With diminishing funding, Scott said the ABC could either “step back in time” by scaling back its online and mobile presence — as advocated by critics such as the Institute of Public Affairs and Senator Cory Bernardi — or it could continue its transformation for a digital age, giving up some of the mainstays of the past to fund the future. “The ABC management team are passionately committed to securing a compelling future for the public broadcaster, not just a glorious past,” he said. “The tradeoffs and choices are never easy.”

“The one option we will not be considering is to shut down investment in online or mobile,” he said.

Proponents of a smaller, analogue ABC believe this would solve the problems of commercial media, Scott said. It wouldn’t, he argued. “There may be a number of reasons for the woes of News Limited and Fairfax, but the existence of the ABC is not one of them. The problem isn’t that they don’t have enough readers, but that they don’t have enough revenue.”
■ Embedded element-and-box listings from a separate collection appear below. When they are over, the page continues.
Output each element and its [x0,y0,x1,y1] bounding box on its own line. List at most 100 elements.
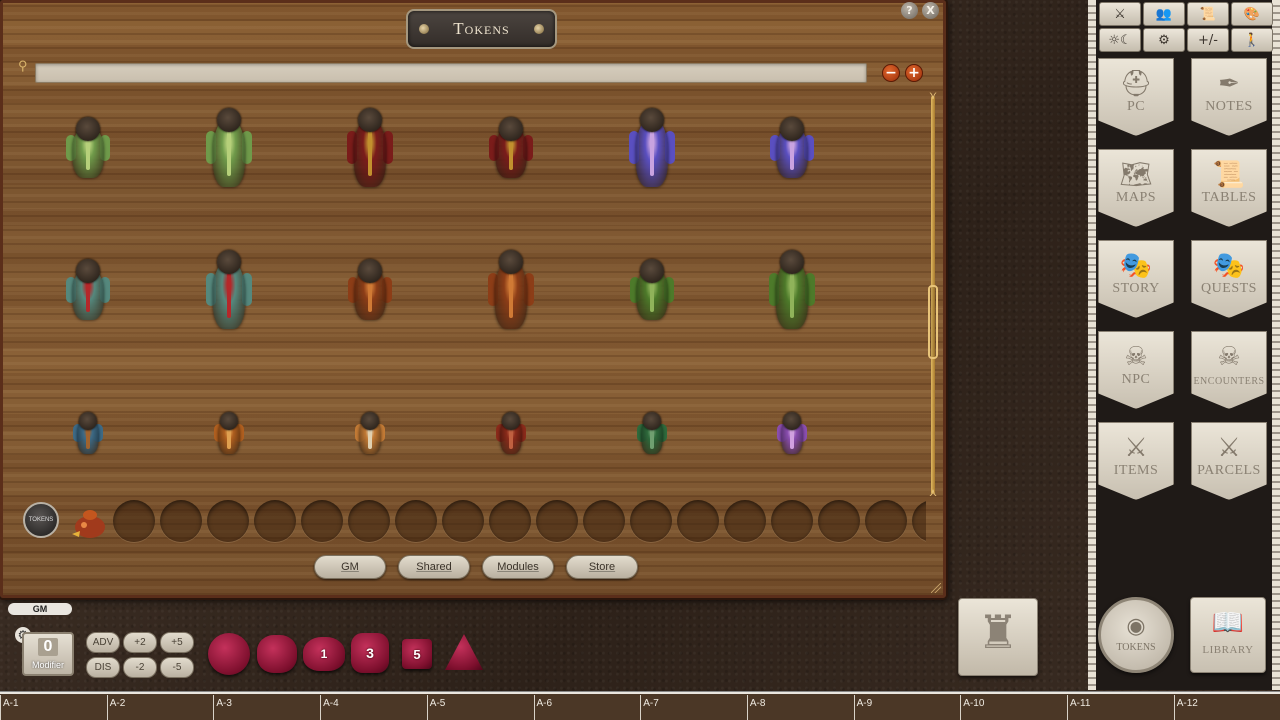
token-slot[interactable] [254,500,296,542]
combat-icon[interactable]: ⚔ [1099,2,1141,26]
advantage-button[interactable]: ADV [86,632,120,653]
sidebar-item-label: PARCELS [1197,463,1261,478]
sidebar-item-notes[interactable]: ✒ NOTES [1191,58,1267,136]
d8-die[interactable]: 3 [351,633,389,673]
token-portrait[interactable] [630,259,674,323]
token-portrait[interactable] [206,250,252,332]
sidebar-item-label: ITEMS [1113,463,1159,478]
sidebar-item-npc[interactable]: ☠ NPC [1098,331,1174,409]
scroll-up-icon[interactable]: ⋎ [927,91,939,102]
token-slot[interactable] [912,500,926,542]
sword-shield-icon: ⚔ [1217,433,1241,463]
token-portrait[interactable] [637,412,667,456]
tokens-button-label: TOKENS [1116,642,1156,653]
skull-icon: ☠ [1217,342,1241,372]
modifier-box[interactable]: 0 Modifier [22,632,74,676]
zoom-in-button[interactable]: + [905,64,923,82]
scrollbar-thumb[interactable] [928,285,938,359]
token-portrait[interactable] [66,259,110,323]
party-icon[interactable]: 👥 [1143,2,1185,26]
sidebar-item-pc[interactable]: ⛑ PC [1098,58,1174,136]
tab-store[interactable]: Store [566,555,638,579]
modifier-minus2-button[interactable]: -2 [123,657,157,678]
help-button[interactable]: ? [901,2,918,19]
token-portrait[interactable] [496,412,526,456]
window-title[interactable]: Tokens [406,9,557,49]
token-slot[interactable] [724,500,766,542]
modifier-minus5-button[interactable]: -5 [160,657,194,678]
token-head [76,259,100,283]
token-portrait[interactable] [355,412,385,456]
panel-border-left [1088,0,1096,690]
filter-input[interactable] [35,63,867,83]
resize-grip-icon[interactable] [931,583,941,593]
token-slot[interactable] [113,500,155,542]
d4-die[interactable] [445,634,483,670]
sidebar-item-parcels[interactable]: ⚔ PARCELS [1191,422,1267,500]
scroll-icon: 📜 [1212,160,1246,190]
panel-border-right [1272,0,1280,690]
token-portrait[interactable] [206,108,252,190]
modifier-plus5-button[interactable]: +5 [160,632,194,653]
day-night-icon[interactable]: ☼☾ [1099,28,1141,52]
gm-identity-label[interactable]: GM [8,603,72,615]
dice-tower-button[interactable]: ♜ [958,598,1038,676]
d20-die[interactable] [208,633,250,675]
token-grid [33,99,913,483]
token-bag-icon[interactable]: TOKENS [23,502,59,538]
scroll-icon[interactable]: 📜 [1187,2,1229,26]
token-portrait[interactable] [769,250,815,332]
token-portrait[interactable] [629,108,675,190]
token-slot[interactable] [630,500,672,542]
sword-shield-icon: ⚔ [1124,433,1148,463]
plus-minus-icon[interactable]: +/- [1187,28,1229,52]
token-slot[interactable] [489,500,531,542]
sidebar-item-quests[interactable]: 🎭 QUESTS [1191,240,1267,318]
token-portrait[interactable] [214,412,244,456]
token-portrait[interactable] [347,108,393,190]
token-slot[interactable] [536,500,578,542]
modifier-plus2-button[interactable]: +2 [123,632,157,653]
sidebar-item-maps[interactable]: 🗺 MAPS [1098,149,1174,227]
token-slot[interactable] [583,500,625,542]
token-slot[interactable] [395,500,437,542]
walk-icon[interactable]: 🚶 [1231,28,1273,52]
token-slot[interactable] [348,500,390,542]
sidebar-item-tables[interactable]: 📜 TABLES [1191,149,1267,227]
d10-die[interactable]: 1 [303,637,345,671]
loot-bag-icon[interactable] [69,501,109,541]
settings-gear-icon[interactable]: ⚙ [1143,28,1185,52]
sidebar-item-story[interactable]: 🎭 STORY [1098,240,1174,318]
token-head [780,117,804,141]
scroll-down-icon[interactable]: ⋏ [927,488,939,499]
token-slot[interactable] [301,500,343,542]
token-slot[interactable] [818,500,860,542]
d12-die[interactable] [257,635,297,673]
token-portrait[interactable] [73,412,103,456]
palette-icon[interactable]: 🎨 [1231,2,1273,26]
token-slot[interactable] [207,500,249,542]
token-portrait[interactable] [770,117,814,181]
tab-shared[interactable]: Shared [398,555,470,579]
token-slot[interactable] [771,500,813,542]
token-portrait[interactable] [489,117,533,181]
token-portrait[interactable] [488,250,534,332]
token-slot[interactable] [160,500,202,542]
zoom-out-button[interactable]: − [882,64,900,82]
d6-die[interactable]: 5 [402,639,432,669]
tab-gm[interactable]: GM [314,555,386,579]
token-portrait[interactable] [777,412,807,456]
tokens-button[interactable]: ◉ TOKENS [1098,597,1174,673]
token-portrait[interactable] [66,117,110,181]
token-slot[interactable] [442,500,484,542]
token-portrait[interactable] [348,259,392,323]
close-button[interactable]: X [922,2,939,19]
masks-icon: 🎭 [1119,251,1153,281]
disadvantage-button[interactable]: DIS [86,657,120,678]
library-button[interactable]: 📖 LIBRARY [1190,597,1266,673]
token-slot[interactable] [865,500,907,542]
token-slot[interactable] [677,500,719,542]
tab-modules[interactable]: Modules [482,555,554,579]
sidebar-item-items[interactable]: ⚔ ITEMS [1098,422,1174,500]
sidebar-item-encounters[interactable]: ☠ ENCOUNTERS [1191,331,1267,409]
The speech was the most heated given by the managing director on the issue of ABC funding since his media appearances on the morning after the budget. It comes as the government’s expenditure review committee decides on the quantum of cuts to the public broadcaster, believed to be in the range of 10% of the broadcaster’s funding.

During questions following the speech, Scott was asked whether he saw a future where the ABC didn’t broadcast terrestrially (i.e. using television and radio signals) as currently required by its charter. Such broadcasting currently sees 20% of the ABC’s budget sent to private supplier Broadcast Australia. Scott said as audiences migrated to the internet, there was certainly a growing demand for online content. But he hosed down any imminent change to the ABC charter to allow this potentially cheaper method of distribution to replace the current signal. “It’s really a long way away to say that as a consequence of [that demand] we’ll be able to turn off television,” he said.

Scott also defended recent appointments to the ABC board, saying in his experience the independent appointment process was working well. He welcomed the appointment of former Seven CFO Peter Lewis to the board, saying be brought a wealth of experience. Scott’s comments come despite ABC stakeholders like the CPSU and the Friends of the ABC saying Lewis’ extensive commercial television experience constituted a conflict of interest. Most of the ABC’s current board members have no direct experience in media or journalism.